Birleşmiş Milletler'de çalıştıktan sonra Ticaret ve Turizm Bakanlığı'nı devraldı, daha sonra Tarım Bakanlığı'nı aldı, ancak bazı şartlar koydu. Başbakan Mário Soares'e, mevcut yasanın "ne işe yaradığını ne de işe yaradığını" söyleyerek yeni bir tarım reformu yasası oluşturmak istediğini söyledi.
Öte yandan, Tarım Reformu ve Tarımsal Kalkınma Bakanlıkları'na sırasıyla Carlos Portas (bağımsız) ve António Campos'u (PS) seçti. "Göreve başladıktan birkaç gün sonra, televizyonda yeni bir tarım reformu yasası çıkaracağımızı duyurdum. Bu, o zamanlar siyasi ortamı biraz sarstı, ancak yapılması gereken doğru şeydi. Yasanın baştan aşağı revize edilmesi gerektiğinden hiç şüphem yoktu," diye savundu.
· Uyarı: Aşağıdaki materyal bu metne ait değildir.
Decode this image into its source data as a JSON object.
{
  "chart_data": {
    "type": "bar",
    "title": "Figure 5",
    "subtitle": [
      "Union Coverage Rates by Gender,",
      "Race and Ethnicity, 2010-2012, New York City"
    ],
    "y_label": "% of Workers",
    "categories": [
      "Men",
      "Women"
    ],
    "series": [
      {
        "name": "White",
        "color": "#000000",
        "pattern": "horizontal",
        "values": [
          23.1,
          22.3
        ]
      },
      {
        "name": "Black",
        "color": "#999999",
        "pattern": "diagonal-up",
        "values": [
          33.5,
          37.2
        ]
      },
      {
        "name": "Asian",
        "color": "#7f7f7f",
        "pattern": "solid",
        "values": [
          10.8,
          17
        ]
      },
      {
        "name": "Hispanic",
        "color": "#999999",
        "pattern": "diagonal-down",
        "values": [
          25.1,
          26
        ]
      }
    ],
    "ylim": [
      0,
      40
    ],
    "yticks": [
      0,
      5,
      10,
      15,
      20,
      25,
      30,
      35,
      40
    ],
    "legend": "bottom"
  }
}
Barreto'ya göre, iyi çalışan ve yatırım yapanları ödüllendirmek ve sahiplerinin elinde kalan rezervi tanımlamak gerekiyordu.
Eylül 1977 tarihli yasa, tarım reformu sürecini düzenlemeyi, mülklerin eski sahiplerine veya mirasçılarına iadesi için koşulları yapılandırmayı ve tazminatın önünü açmayı amaçlıyordu. Ancak António Barreto, yeni yasanın Anayasa ile sınırlı olduğunu ve Anayasa'nın örneğin "A arazisi kötü ekildiği için kamulaştırıldı, B arazisi ise iyi ekildiği için kamulaştırılmadı" gibi bir tespite izin vermediğini kabul etti.
"Barreto Yasası" olarak adlandırılan yasanın anayasaya uygunluğu, Albay Melo Antunes başkanlığındaki Anayasa Komisyonu (o dönemde Anayasa Mahkemesi yoktu) tarafından değerlendirildi. Komisyon, yasayı "uzun günler" boyunca tartışıp ardından onayladı. Kamulaştırılan birçok araziyi bir araya getiren birçok UCP üyesi yasaya olumsuz tepki göstererek gösteriler düzenledi.
İşgallerde olduğu gibi, toprak iade süreci de genellikle barışçıl bir şekilde ilerledi. Ordunun ve özellikle Cumhuriyetçi Muhafızların (GNR) caydırıcı gücü yalnızca plastik veya tahta mermilerdi. Bazı toprak sahipleri, tarım reformundan 20-30 yıl sonra topraklarını geri aldılar.